Why not just measure character accuracy (CER)?
Because a conversion can transcribe every printed character perfectly and still destroy the information. In financial charts and dense tables, the value 32 is meaningless unless it stays attached to 固定費 (fixed costs), its unit, and its period. Character-accuracy metrics score such a page as flawless; RCRR scores what a downstream AI can actually recover, which is what determines whether a RAG pipeline gives right or wrong answers.
How did Nebula score on the RCRR Benchmark?

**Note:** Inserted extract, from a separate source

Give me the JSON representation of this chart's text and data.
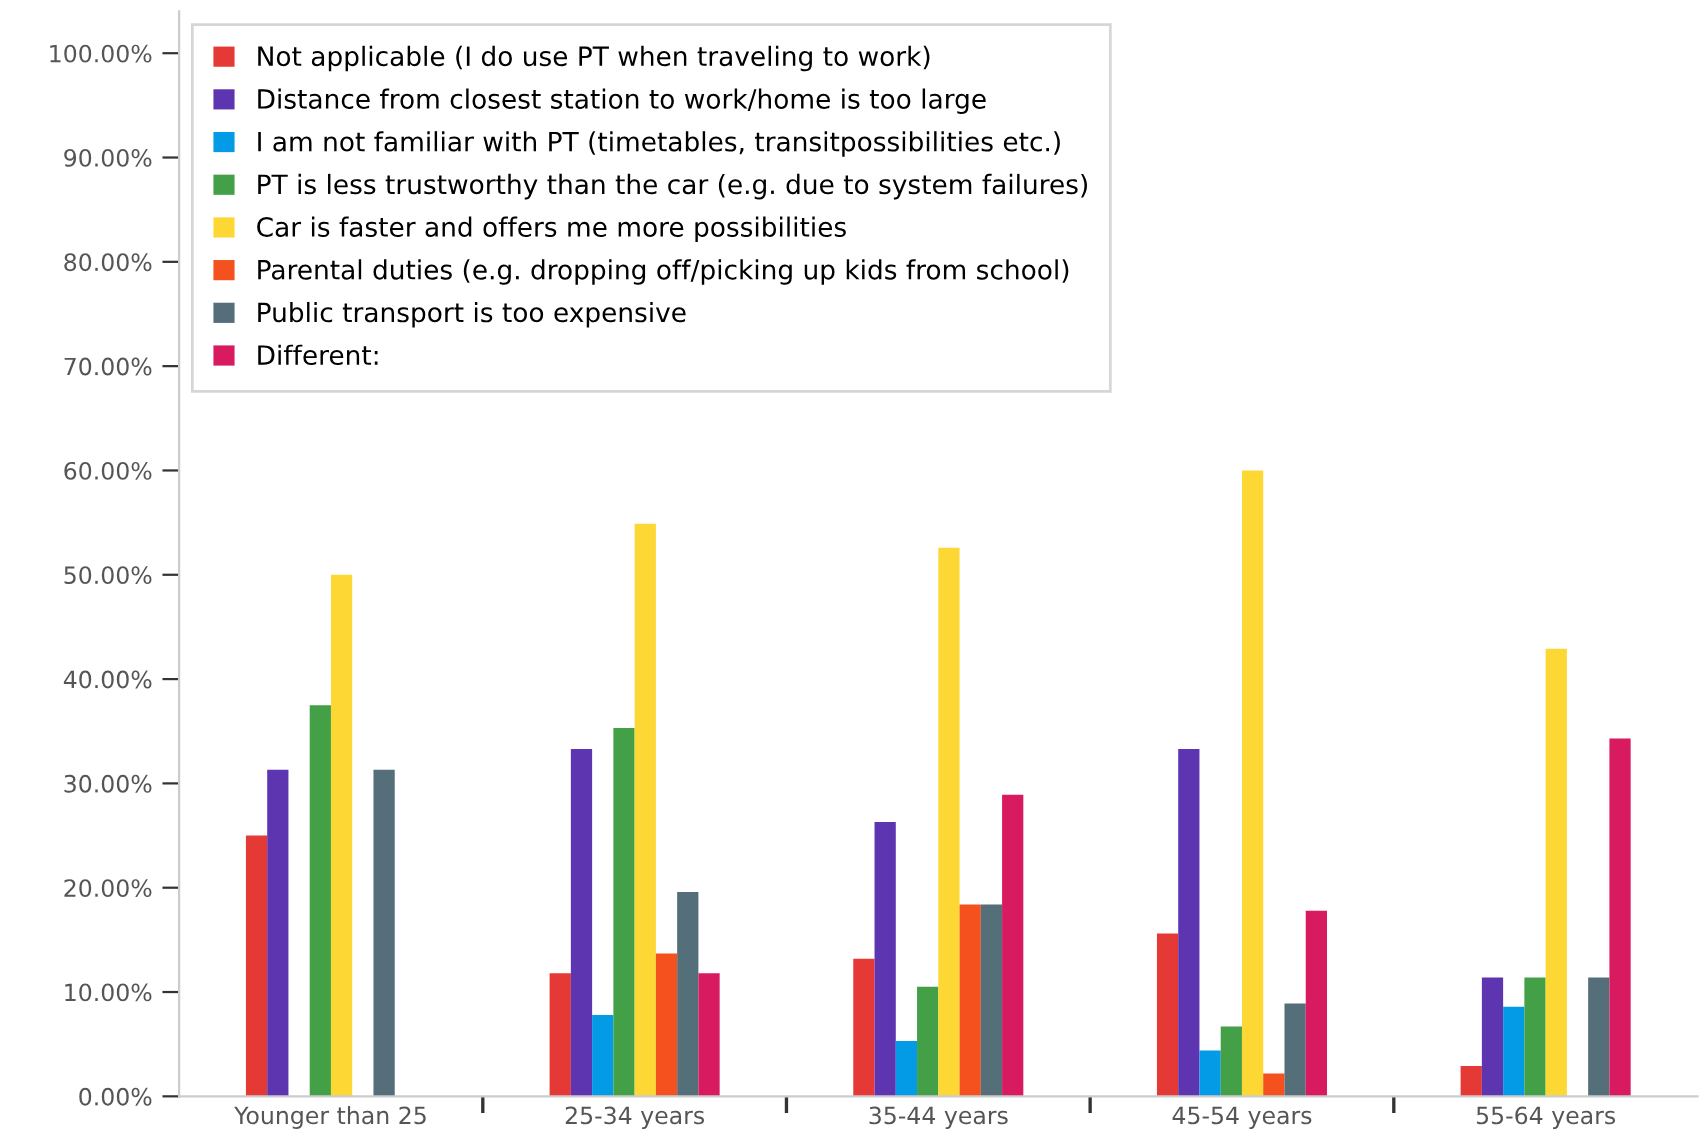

Nebula Frontier scored 94.4 overall: the highest of the document AI products evaluated, statistically tied with the latest frontier VLM APIs (Fable 5 at 94.6, GPT-5.6 Sol at 94.0, Gemini 3.1 Pro at 93.7), and the highest text-and-tables score of any system at 94.3. Nebula Sovereign, a fully self-hosted fine-tuned model, scored 87.3, statistically equivalent to Microsoft Azure Document Intelligence, with every document staying on customer-managed infrastructure.
Is the benchmark data public?
Yes. The public data release includes every question and gold answer, per-question results for every scored system under two Reader models and two Judge models, the fairness-audit and contamination-control outputs, and the full evaluation harness. Anyone can recompute every table and confidence interval offline, without API keys, and evaluate a new conversion system against the same questions.